Sunday, October 27, 2002

It's Help Your Elderly Neighbor Pull Her Husband's Head From Inside The Oven Before The Ambulance Arrives So She Can Try To Keep His Suicide A Secret From Her Children Sunday!

Remember "Help The Aged Widow In The Apartment Downstairs With Her Groceries Thursday"? This is kind of like that one, in that it's another old lady making you get off the fucking couch. Except when you're through with this one you might be so bewildered by the sudden turn your day has taken that you'll develop a drinking problem and disappear for a while.

So, naturally, the elderly neighbor in question speaks very little English so in the last seven years of you two sharing an apartment building, your conversation has consisted of bright smiles and nods and the occasional wave hello from the sidewalk. The husband you never ackowledged. He always walked with his eyes to the ground.

When you open your door, her face will be gray as ashes. When she looks up at you, you'll feel like you both always knew she would one day have to ask you for your help in this matter. You won't know what's happened as yet, but you'll nod in assurance that you're not gonna fuck this up. She'll turn her back to you and you won't see her eyes again until her husband is lying on her living room floor, where he will appear to have fallen, quite peacefully and readily, to his death.

You'll follow her into her apartment and the lifetime of photographs and decoration on the walls will be so dense that when you arrive in the kitchen you won't even realize what you're supposed to be looking at until you look at the ground and you see the soles of a man's shoes.

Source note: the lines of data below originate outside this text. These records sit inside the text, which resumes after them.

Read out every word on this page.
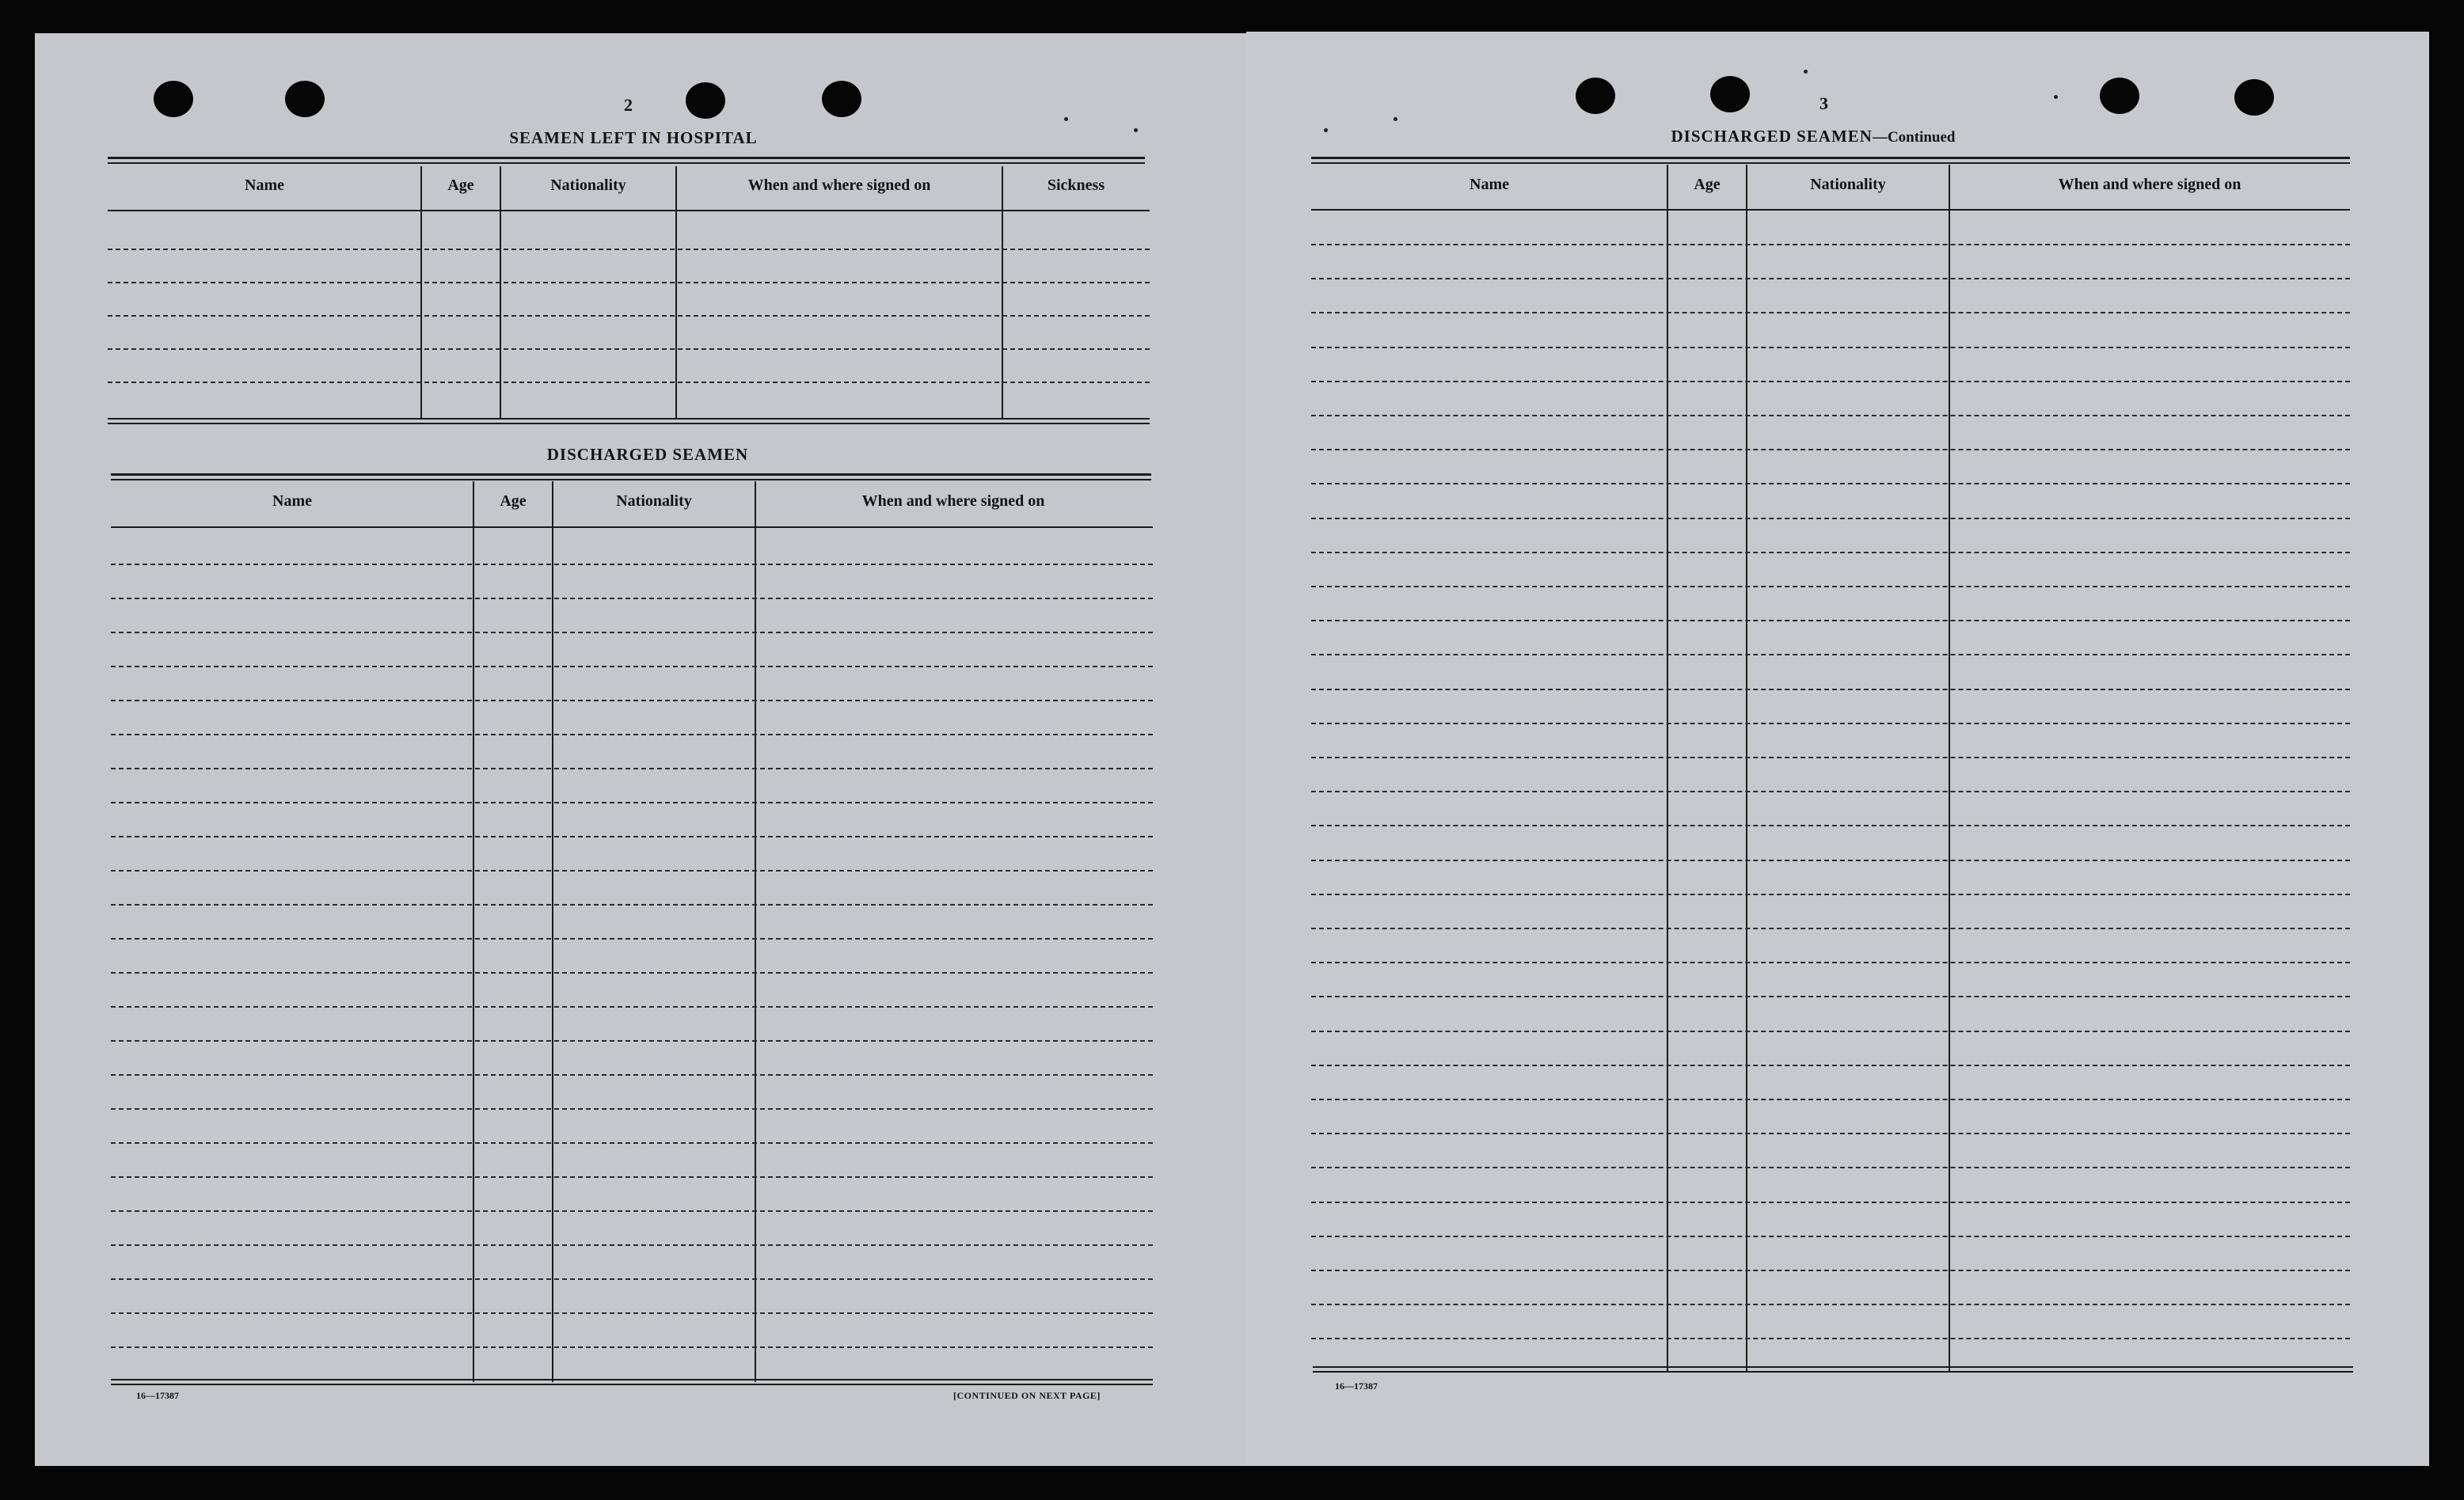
2
SEAMEN LEFT IN HOSPITAL
Name	Age	Nationality	When and where signed on	Sickness
DISCHARGED SEAMEN
Name	Age	Nationality	When and where signed on
16—17387	[CONTINUED ON NEXT PAGE]
3
DISCHARGED SEAMEN—Continued
Name	Age	Nationality	When and where signed on
16—17387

Your first thought will be a memory of when you were in a high school English class and you finally found out that when people put their heads in ovens, they mean to die from the gas inhalation, and not by baking the flesh from their skulls. The air will be thick with gas and you'll first check that a window has been opened and the gas has been turned off, then you'll pick up the phone and begin to dial 911. Your freshly widowed neighbor's hand will press down on the cradle of the phone and disconnect you. Then she will get her arm underneath her husband's left shoulder and begin to pull. You'll understand, then, and you'll get your arm underneath his right shoulder and you'll heft him up from the oven rack, unfortunately giving his head a crack upon the roof of the oven which neither of you will acknowledge. Another tug and you'll note how thick his brown cardigan is, probably warmer than your down winter jacket. Before the next heft, you'll place your hand on her shoulder and she'll leave you to it. You'll get him by both shoulders and slowly pull his torso from atop the open oven door. You'll be as gentle and as graceful as if you feared his limbs might rip from his body should the stride of a tug be broken.

You'll lay him out on the kitchen floor, on his back. The look on his face will not be a sad one. You'll try to find sadness there, but the closest you'll come to discerning an expression on his face will be the vague squint to his eyes. You'll look up at the doorway in time to see your neighbor walk into the living room. You'll get your grip under the shoulders and you'll drag her husband to her.

In the living room, you'll lay him out beside a curio. You'll feel terrible when you do it, but you'll lift one arm up over his head and leave the other by his side because that's what chalk outlines always look like on television. Your neighbor will open one door of the curio and slap a shelf of trinkets and children's photographs to the floor, falling atop her husband. She won't be angry. She'll be painting the picture she'd like a policeman to see. Feeling clever, you'll remove anything that fell atop his body and you'll roll him over a bit so you can put some of the trinkets under his back on the assumption that if he fell there by the curio, the items he grabbed and slapped at might reach the floor before him. Later, you'll wonder if this was a correct assumption.

You'll both stand above him. You'll look over at your neighbor and at first you'll think she's looking at her husband in mourning. Then she'll bend over to move a small porcelain figurine of a puppy closer to his outstretched hand. Then she'll look up at you and show you her eyes. They'll ask for your approval. You'll nod. She'll return your nod and go into the kitchen where she'll pick up a newspaper from the kitchen table and begin fanning the air out the window.

When you return to your apartment, you'll light a cigarette and stand by your window. You'll have a secret that you're going to keep from a family you're never going to meet. You'll stand staring out your window for the hour it takes an ambulance to pull up outside your front door. Then you'll go into your bedroom and lay down for a while.

Happy Help Your Elderly Neighbor Pull Her Husband's Head From Inside The Oven Before The Ambulance Arrives So She Can Try To Keep His Suicide A Secret From Her Children Sunday.